Kitty sonrió. A través de la ventanilla del carruaje y de la cortina de nieve contempló, a la escasa luz nocturna, la modesta posada. De dos plantas, la estructura tenía un viejo entoldado, una tosca puerta y cuatro ventanas delanteras horrorosamente pequeñas. El patio, de unos quince metros de lado, estaba cubierto de nieve.

Más adelante, flanqueada por edificios de madera, la calle principal, blanca y azotada por remolinos de viento, bajaba hasta el río. Excepto por el humo de las chimeneas, el único movimiento visible era la oscilante puerta de una taberna junto al muelle después de que un parroquiano entrase huyendo de la tormenta.

El establo de la posada, sin embargo, parecía lo bastante espacioso para el carruaje y su tiro. Un asno rebuznó. Al parecer, el lugar ya estaba habitado.

¿Podría servir como refugio? Poco importaba, en realidad, dónde se perdiese Kitty en Inglaterra mientras se alejara lo suficiente de Londres.

—Con esto bastará —murmuró—. Estaremos bien, ya verás.

—Supongo que la ventaja es que se encuentra tan lejos de tu madre y de su novio como de la casa de mis padres —dijo Emily.

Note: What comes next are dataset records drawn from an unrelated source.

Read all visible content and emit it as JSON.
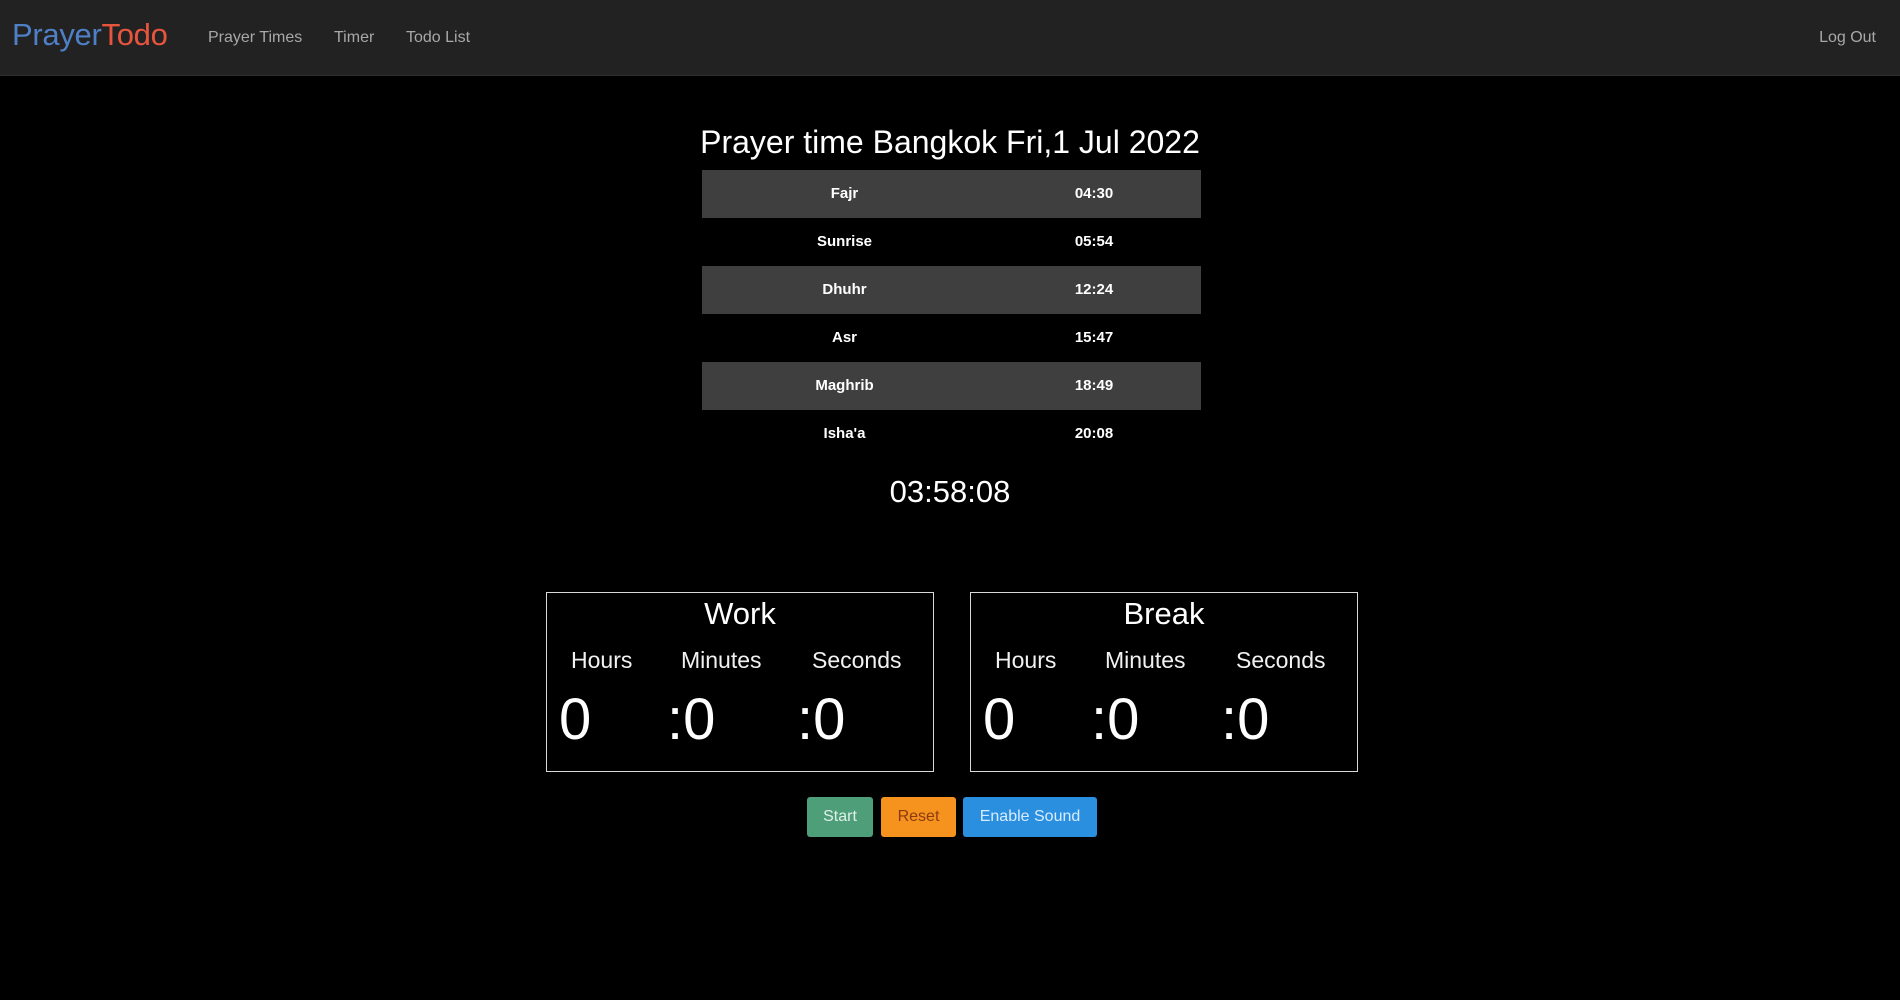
{
  "navbar": {
    "brand_part1": "Prayer",
    "brand_part2": "Todo",
    "links": [
      {
        "label": "Prayer Times"
      },
      {
        "label": "Timer"
      },
      {
        "label": "Todo List"
      }
    ],
    "logout_label": "Log Out"
  },
  "prayer": {
    "title": "Prayer time Bangkok Fri,1 Jul 2022",
    "rows": [
      {
        "name": "Fajr",
        "time": "04:30"
      },
      {
        "name": "Sunrise",
        "time": "05:54"
      },
      {
        "name": "Dhuhr",
        "time": "12:24"
      },
      {
        "name": "Asr",
        "time": "15:47"
      },
      {
        "name": "Maghrib",
        "time": "18:49"
      },
      {
        "name": "Isha'a",
        "time": "20:08"
      }
    ],
    "countdown": "03:58:08"
  },
  "timers": {
    "work": {
      "title": "Work",
      "hours_label": "Hours",
      "minutes_label": "Minutes",
      "seconds_label": "Seconds",
      "hours_value": "0",
      "minutes_value": ":0",
      "seconds_value": ":0"
    },
    "break": {
      "title": "Break",
      "hours_label": "Hours",
      "minutes_label": "Minutes",
      "seconds_label": "Seconds",
      "hours_value": "0",
      "minutes_value": ":0",
      "seconds_value": ":0"
    }
  },
  "buttons": {
    "start_label": "Start",
    "reset_label": "Reset",
    "sound_label": "Enable Sound"
  },
  "colors": {
    "background": "#000000",
    "navbar": "#222222",
    "brand_prayer": "#4f7fc6",
    "brand_todo": "#e8553e",
    "row_shade": "#3f3f3f",
    "start": "#4f9e7a",
    "reset": "#f5931e",
    "sound": "#2b8fe0"
  }
}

—Quizá… —dijo Kitty, y sonrió. Douglas Westcott, lord Chamberlayne, adoraba a su madre tanto como su madre lo adoraba a él. Pero la viuda ni siquiera iba de compras sin su hija soltera. Durante años habían estado lo más unidas que una madre y una hija pueden estar.

En opinión de Kitty, sin embargo, eso no dejaba espacio suficiente para un galanteo apropiado, o para que un caballero viudo se acercara a una dama viuda con garantías de que funcionase. Y así, cuatro días antes —un plazo demasiado breve para una mujer con la que se ha estado cada día durante la última década—, y tras darle un beso en la mejilla, Kitty se puso en camino hacia Shropshire por Navidad.